If parents fail to engage with the Early Help process, and the child's welfare continues to cause concern despite support and intervention at early help level, then a referral to MASH is appropriate.


5. Ongoing Monitoring

The weight and development of the child who has faltering growth should be monitored by primary health professionals. Progress must be monitored within an agreed timescale appropriate to the child’s age, needs and circumstances.

The younger the child (especially below 12 months of age), the more critical the timescales - as brain growth is occurring at a significant rate, and therefore, longer timescales may not be adequate to safeguard and promote the child’s welfare. If no significant progress is being made, the situation should be escalated to the Paediatrician.

When continued monitoring of a child’s growth and development takes place because of concerns about faltering growth, there must be effective sharing of information amongst all professionals involved with the child and family. For more information see Information Sharing and Confidentiality Procedure.

Multi-agency discussion should take place appropriate to the threshold of the risk of significant harm to the child, e.g. Strategy Meeting, Child Protection Conference, Child in Need Meeting, Early Help or Team around the Family Meeting.

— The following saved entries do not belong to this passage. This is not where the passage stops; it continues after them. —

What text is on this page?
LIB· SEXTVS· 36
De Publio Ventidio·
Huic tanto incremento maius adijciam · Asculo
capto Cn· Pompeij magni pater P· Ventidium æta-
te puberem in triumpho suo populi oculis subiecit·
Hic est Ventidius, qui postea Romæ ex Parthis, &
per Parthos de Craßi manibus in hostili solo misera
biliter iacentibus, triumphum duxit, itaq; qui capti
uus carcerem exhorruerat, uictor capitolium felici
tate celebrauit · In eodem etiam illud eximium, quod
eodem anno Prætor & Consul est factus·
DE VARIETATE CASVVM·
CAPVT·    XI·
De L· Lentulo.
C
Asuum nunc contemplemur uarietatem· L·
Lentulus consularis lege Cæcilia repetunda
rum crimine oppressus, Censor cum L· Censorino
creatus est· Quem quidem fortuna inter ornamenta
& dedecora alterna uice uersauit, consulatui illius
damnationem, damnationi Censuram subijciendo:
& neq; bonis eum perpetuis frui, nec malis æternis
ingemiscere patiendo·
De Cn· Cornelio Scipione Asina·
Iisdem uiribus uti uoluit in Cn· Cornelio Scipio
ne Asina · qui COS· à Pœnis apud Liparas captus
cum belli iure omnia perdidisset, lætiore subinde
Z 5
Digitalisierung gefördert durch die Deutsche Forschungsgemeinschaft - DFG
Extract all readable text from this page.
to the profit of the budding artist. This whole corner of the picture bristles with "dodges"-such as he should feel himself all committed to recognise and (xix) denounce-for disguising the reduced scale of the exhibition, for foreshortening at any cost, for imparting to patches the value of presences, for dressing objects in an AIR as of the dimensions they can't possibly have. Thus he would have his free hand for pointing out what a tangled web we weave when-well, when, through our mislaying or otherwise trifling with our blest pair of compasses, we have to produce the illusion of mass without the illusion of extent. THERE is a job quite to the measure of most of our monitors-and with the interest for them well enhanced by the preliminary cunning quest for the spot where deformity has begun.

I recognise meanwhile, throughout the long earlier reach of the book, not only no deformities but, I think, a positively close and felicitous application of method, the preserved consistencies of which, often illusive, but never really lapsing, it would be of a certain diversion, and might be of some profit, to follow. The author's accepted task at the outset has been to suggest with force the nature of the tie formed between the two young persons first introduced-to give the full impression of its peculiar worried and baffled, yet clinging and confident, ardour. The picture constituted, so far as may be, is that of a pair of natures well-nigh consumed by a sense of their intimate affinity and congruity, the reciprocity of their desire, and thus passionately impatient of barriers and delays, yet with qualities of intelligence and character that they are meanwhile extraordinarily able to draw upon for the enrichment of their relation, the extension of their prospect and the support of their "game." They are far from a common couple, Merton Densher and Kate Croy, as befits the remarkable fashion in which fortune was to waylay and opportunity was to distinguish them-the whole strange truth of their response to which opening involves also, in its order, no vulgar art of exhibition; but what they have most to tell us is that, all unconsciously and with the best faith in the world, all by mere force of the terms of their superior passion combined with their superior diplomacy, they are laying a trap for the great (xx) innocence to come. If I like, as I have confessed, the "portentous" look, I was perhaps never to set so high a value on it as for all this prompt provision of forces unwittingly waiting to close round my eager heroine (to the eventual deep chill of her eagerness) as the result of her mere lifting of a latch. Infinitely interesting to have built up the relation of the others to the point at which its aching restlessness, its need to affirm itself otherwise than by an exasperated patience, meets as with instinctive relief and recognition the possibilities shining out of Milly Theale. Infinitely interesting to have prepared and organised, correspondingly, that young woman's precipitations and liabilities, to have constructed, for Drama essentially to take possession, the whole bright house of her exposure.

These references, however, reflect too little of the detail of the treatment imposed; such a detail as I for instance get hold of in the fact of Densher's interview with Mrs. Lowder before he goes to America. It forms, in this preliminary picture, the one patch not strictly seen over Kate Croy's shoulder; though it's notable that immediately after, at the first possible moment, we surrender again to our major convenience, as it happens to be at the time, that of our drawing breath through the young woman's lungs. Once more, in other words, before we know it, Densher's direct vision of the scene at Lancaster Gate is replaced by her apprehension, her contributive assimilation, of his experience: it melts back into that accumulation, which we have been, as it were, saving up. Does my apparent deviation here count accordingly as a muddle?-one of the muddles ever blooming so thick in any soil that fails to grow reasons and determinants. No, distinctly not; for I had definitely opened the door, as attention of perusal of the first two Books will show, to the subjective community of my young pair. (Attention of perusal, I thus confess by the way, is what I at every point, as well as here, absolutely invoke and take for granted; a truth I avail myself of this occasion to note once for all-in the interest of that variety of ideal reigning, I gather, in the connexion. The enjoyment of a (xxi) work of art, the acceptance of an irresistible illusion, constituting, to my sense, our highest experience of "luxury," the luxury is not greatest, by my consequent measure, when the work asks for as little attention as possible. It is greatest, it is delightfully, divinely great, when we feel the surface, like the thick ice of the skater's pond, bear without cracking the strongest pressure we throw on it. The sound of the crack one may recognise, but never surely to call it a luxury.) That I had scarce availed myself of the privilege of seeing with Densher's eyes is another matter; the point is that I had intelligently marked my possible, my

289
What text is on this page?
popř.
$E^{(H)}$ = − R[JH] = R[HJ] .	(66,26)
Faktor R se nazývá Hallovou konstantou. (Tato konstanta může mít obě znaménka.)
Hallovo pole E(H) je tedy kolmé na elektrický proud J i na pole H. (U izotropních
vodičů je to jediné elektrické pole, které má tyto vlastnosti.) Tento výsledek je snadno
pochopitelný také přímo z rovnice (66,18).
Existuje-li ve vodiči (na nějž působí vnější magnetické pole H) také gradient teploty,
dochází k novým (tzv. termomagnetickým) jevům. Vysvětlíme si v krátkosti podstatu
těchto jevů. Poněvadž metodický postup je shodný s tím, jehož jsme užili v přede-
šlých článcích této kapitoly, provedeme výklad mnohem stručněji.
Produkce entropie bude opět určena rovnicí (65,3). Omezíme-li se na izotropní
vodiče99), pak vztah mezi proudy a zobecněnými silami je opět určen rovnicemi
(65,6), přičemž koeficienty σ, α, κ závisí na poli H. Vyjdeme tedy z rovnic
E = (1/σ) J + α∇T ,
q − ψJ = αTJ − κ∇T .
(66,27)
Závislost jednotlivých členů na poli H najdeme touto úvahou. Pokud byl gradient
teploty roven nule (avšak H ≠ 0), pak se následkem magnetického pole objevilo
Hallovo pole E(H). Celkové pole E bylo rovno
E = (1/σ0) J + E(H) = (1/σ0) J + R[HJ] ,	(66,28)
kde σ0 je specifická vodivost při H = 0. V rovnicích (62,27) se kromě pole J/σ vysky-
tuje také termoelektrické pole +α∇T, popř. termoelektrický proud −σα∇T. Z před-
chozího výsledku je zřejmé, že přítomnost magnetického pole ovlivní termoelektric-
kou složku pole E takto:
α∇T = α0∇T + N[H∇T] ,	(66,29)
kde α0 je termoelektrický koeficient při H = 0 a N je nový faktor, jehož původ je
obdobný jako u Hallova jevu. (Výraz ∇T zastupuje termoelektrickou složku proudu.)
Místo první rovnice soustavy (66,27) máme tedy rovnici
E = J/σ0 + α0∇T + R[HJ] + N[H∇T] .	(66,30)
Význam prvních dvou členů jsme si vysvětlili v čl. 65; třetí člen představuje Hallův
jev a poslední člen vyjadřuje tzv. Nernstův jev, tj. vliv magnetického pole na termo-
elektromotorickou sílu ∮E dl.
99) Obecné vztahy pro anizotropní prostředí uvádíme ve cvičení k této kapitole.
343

Ongoing monitoring of the plan should be agreed as appropriate to each of the services involved with the child or family. The role of each professional should be clear. The roles of health professionals are to diagnose and treat any organic disorder, consider any safeguarding concerns and report unexplained faltering growth. For example, a Paediatrician may wish to review the child in 6 weeks’ time, the Health Visitor will check the weight at intervals in between and the Dietician will advise the family so that they can implement the advice at home. The school and children’s centre staff should also participate in the monitoring and feedback process.